It truly boggles the mind why the New York Times felt compelled -- after featuring a largely exemplary cast of commentators -- to trot out feminist theologian Rosemary Radford Reuther to regurgitate her clichéd criticisms of the Pope. In one of her rants, she charges that:
If Catholicism in the U.S. and worldwide presents the appearance of a hierarchical leadership which has lost credibility with much of the laity, the most important cause of this is the failure to rethink its teaching on sexuality and birth control.Ruether’s comments are straight out of the 70’s -- the last gurgles of a greying "Vatican II generation" hostile to the Church. This particular post is fascinating for the sheer number of rebuttals from vibrant orthodox Catholics. As one observes:
There is a kind of sad irony in the fact people who view themselves as “progressive” are so easily stuck on the same issues that were important to them forty years ago. Of course, disparity between Church teaching and common practice with regard to contraception remains a very real problem in the United States (and most of the world)- but it seems somewhat silly to assert that it must be the Pope who is behind the times- and then to provide (as the sum total of “background” for the issue) events that took place prior to 1970!!! With all due respect to Dr. Radford Ruether, there is an inherent contradiction within this kind of approach that ought to be recognized and corrected.The number of commentators who convey similar sentiments -- frustration with the prior generation of Catholics who taught nothing but dissent, and expressing a counter-cultural enthusiasm for embracing the teachings of the Church, speaks for itself. (Via Fructus Ventris).As a practicing Catholic who is not yet thirty, born ten years after Humanae Vitae was promulgated to a woman who took the pope’s teachings seriously, it is sometimes difficult to suppress feelings of bitterness against those forces in the Church who have systematically taught the practice of disobedience to my generation. Rather than shepherd us toward holiness, they have spent their careers advocating new dogmas based on their own questionable authority- opinions which directly contradict the teachings of the legitimate shepherds- and they continue to insist that they speak for the future of the Church. As someone who will be a member of the Church for the next forty years, I think it is about time they surrendered the floor.

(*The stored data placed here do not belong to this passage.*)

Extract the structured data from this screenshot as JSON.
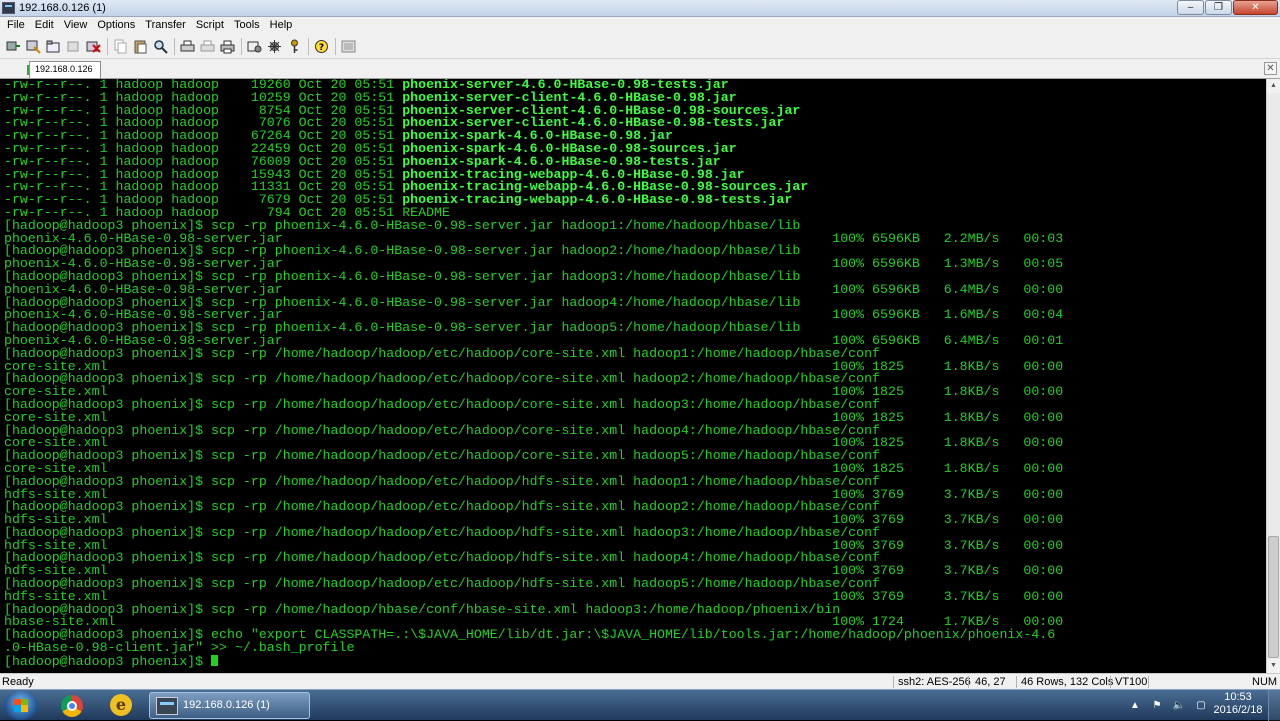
{
  "window": {
    "title": "192.168.0.126 (1)"
  },
  "menu": [
    "File",
    "Edit",
    "View",
    "Options",
    "Transfer",
    "Script",
    "Tools",
    "Help"
  ],
  "toolbar": {
    "buttons": [
      "connect-icon",
      "quick-connect-icon",
      "connect-tab-icon",
      "reconnect-icon",
      "disconnect-icon",
      "copy-icon",
      "paste-icon",
      "find-icon",
      "print-setup-icon",
      "print-selection-icon",
      "print-icon",
      "session-options-icon",
      "global-options-icon",
      "keymap-icon",
      "help-icon",
      "sftp-icon"
    ]
  },
  "tab": {
    "label": "192.168.0.126 (1)"
  },
  "terminal": {
    "ls_lines": [
      {
        "prefix": "-rw-r--r--. 1 hadoop hadoop    19260 Oct 20 05:51 ",
        "file": "phoenix-server-4.6.0-HBase-0.98-tests.jar"
      },
      {
        "prefix": "-rw-r--r--. 1 hadoop hadoop    10259 Oct 20 05:51 ",
        "file": "phoenix-server-client-4.6.0-HBase-0.98.jar"
      },
      {
        "prefix": "-rw-r--r--. 1 hadoop hadoop     8754 Oct 20 05:51 ",
        "file": "phoenix-server-client-4.6.0-HBase-0.98-sources.jar"
      },
      {
        "prefix": "-rw-r--r--. 1 hadoop hadoop     7076 Oct 20 05:51 ",
        "file": "phoenix-server-client-4.6.0-HBase-0.98-tests.jar"
      },
      {
        "prefix": "-rw-r--r--. 1 hadoop hadoop    67264 Oct 20 05:51 ",
        "file": "phoenix-spark-4.6.0-HBase-0.98.jar"
      },
      {
        "prefix": "-rw-r--r--. 1 hadoop hadoop    22459 Oct 20 05:51 ",
        "file": "phoenix-spark-4.6.0-HBase-0.98-sources.jar"
      },
      {
        "prefix": "-rw-r--r--. 1 hadoop hadoop    76009 Oct 20 05:51 ",
        "file": "phoenix-spark-4.6.0-HBase-0.98-tests.jar"
      },
      {
        "prefix": "-rw-r--r--. 1 hadoop hadoop    15943 Oct 20 05:51 ",
        "file": "phoenix-tracing-webapp-4.6.0-HBase-0.98.jar"
      },
      {
        "prefix": "-rw-r--r--. 1 hadoop hadoop    11331 Oct 20 05:51 ",
        "file": "phoenix-tracing-webapp-4.6.0-HBase-0.98-sources.jar"
      },
      {
        "prefix": "-rw-r--r--. 1 hadoop hadoop     7679 Oct 20 05:51 ",
        "file": "phoenix-tracing-webapp-4.6.0-HBase-0.98-tests.jar"
      },
      {
        "prefix": "-rw-r--r--. 1 hadoop hadoop      794 Oct 20 05:51 ",
        "file": "",
        "plain": "README"
      }
    ],
    "lines": [
      "[hadoop@hadoop3 phoenix]$ scp -rp phoenix-4.6.0-HBase-0.98-server.jar hadoop1:/home/hadoop/hbase/lib",
      "phoenix-4.6.0-HBase-0.98-server.jar                                                                     100% 6596KB   2.2MB/s   00:03",
      "[hadoop@hadoop3 phoenix]$ scp -rp phoenix-4.6.0-HBase-0.98-server.jar hadoop2:/home/hadoop/hbase/lib",
      "phoenix-4.6.0-HBase-0.98-server.jar                                                                     100% 6596KB   1.3MB/s   00:05",
      "[hadoop@hadoop3 phoenix]$ scp -rp phoenix-4.6.0-HBase-0.98-server.jar hadoop3:/home/hadoop/hbase/lib",
      "phoenix-4.6.0-HBase-0.98-server.jar                                                                     100% 6596KB   6.4MB/s   00:00",
      "[hadoop@hadoop3 phoenix]$ scp -rp phoenix-4.6.0-HBase-0.98-server.jar hadoop4:/home/hadoop/hbase/lib",
      "phoenix-4.6.0-HBase-0.98-server.jar                                                                     100% 6596KB   1.6MB/s   00:04",
      "[hadoop@hadoop3 phoenix]$ scp -rp phoenix-4.6.0-HBase-0.98-server.jar hadoop5:/home/hadoop/hbase/lib",
      "phoenix-4.6.0-HBase-0.98-server.jar                                                                     100% 6596KB   6.4MB/s   00:01",
      "[hadoop@hadoop3 phoenix]$ scp -rp /home/hadoop/hadoop/etc/hadoop/core-site.xml hadoop1:/home/hadoop/hbase/conf",
      "core-site.xml                                                                                           100% 1825     1.8KB/s   00:00",
      "[hadoop@hadoop3 phoenix]$ scp -rp /home/hadoop/hadoop/etc/hadoop/core-site.xml hadoop2:/home/hadoop/hbase/conf",
      "core-site.xml                                                                                           100% 1825     1.8KB/s   00:00",
      "[hadoop@hadoop3 phoenix]$ scp -rp /home/hadoop/hadoop/etc/hadoop/core-site.xml hadoop3:/home/hadoop/hbase/conf",
      "core-site.xml                                                                                           100% 1825     1.8KB/s   00:00",
      "[hadoop@hadoop3 phoenix]$ scp -rp /home/hadoop/hadoop/etc/hadoop/core-site.xml hadoop4:/home/hadoop/hbase/conf",
      "core-site.xml                                                                                           100% 1825     1.8KB/s   00:00",
      "[hadoop@hadoop3 phoenix]$ scp -rp /home/hadoop/hadoop/etc/hadoop/core-site.xml hadoop5:/home/hadoop/hbase/conf",
      "core-site.xml                                                                                           100% 1825     1.8KB/s   00:00",
      "[hadoop@hadoop3 phoenix]$ scp -rp /home/hadoop/hadoop/etc/hadoop/hdfs-site.xml hadoop1:/home/hadoop/hbase/conf",
      "hdfs-site.xml                                                                                           100% 3769     3.7KB/s   00:00",
      "[hadoop@hadoop3 phoenix]$ scp -rp /home/hadoop/hadoop/etc/hadoop/hdfs-site.xml hadoop2:/home/hadoop/hbase/conf",
      "hdfs-site.xml                                                                                           100% 3769     3.7KB/s   00:00",
      "[hadoop@hadoop3 phoenix]$ scp -rp /home/hadoop/hadoop/etc/hadoop/hdfs-site.xml hadoop3:/home/hadoop/hbase/conf",
      "hdfs-site.xml                                                                                           100% 3769     3.7KB/s   00:00",
      "[hadoop@hadoop3 phoenix]$ scp -rp /home/hadoop/hadoop/etc/hadoop/hdfs-site.xml hadoop4:/home/hadoop/hbase/conf",
      "hdfs-site.xml                                                                                           100% 3769     3.7KB/s   00:00",
      "[hadoop@hadoop3 phoenix]$ scp -rp /home/hadoop/hadoop/etc/hadoop/hdfs-site.xml hadoop5:/home/hadoop/hbase/conf",
      "hdfs-site.xml                                                                                           100% 3769     3.7KB/s   00:00",
      "[hadoop@hadoop3 phoenix]$ scp -rp /home/hadoop/hbase/conf/hbase-site.xml hadoop3:/home/hadoop/phoenix/bin",
      "hbase-site.xml                                                                                          100% 1724     1.7KB/s   00:00",
      "[hadoop@hadoop3 phoenix]$ echo \"export CLASSPATH=.:\\$JAVA_HOME/lib/dt.jar:\\$JAVA_HOME/lib/tools.jar:/home/hadoop/phoenix/phoenix-4.6",
      ".0-HBase-0.98-client.jar\" >> ~/.bash_profile"
    ],
    "prompt": "[hadoop@hadoop3 phoenix]$ "
  },
  "status": {
    "left": "Ready",
    "cipher": "ssh2: AES-256",
    "cursor": "46,  27",
    "size": "46 Rows, 132 Cols",
    "emulation": "VT100",
    "num": "NUM"
  },
  "taskbar": {
    "app_label": "192.168.0.126 (1)",
    "time": "10:53",
    "date": "2016/2/18"
  },
  "colors": {
    "terminal_fg": "#1fd41f",
    "filename_fg": "#3cff3c",
    "terminal_bg": "#000000"
  }
}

For the rest of my life, I will be dealing with a crisis in the Church that is rarely recognized and yet very real. I am going to have to spend the rest of my days cleaning up a tremendous mess: an entire generation that lives in confusion because the previous generation refused to be faithful… and tried to convince my generation that we were stupid for wanting to be faithful, at least on issues like contraception and abortion. The irony is that these same theologians do want young Catholics to obey the Church on social justice issues- and seem shocked when so many refuse to do so.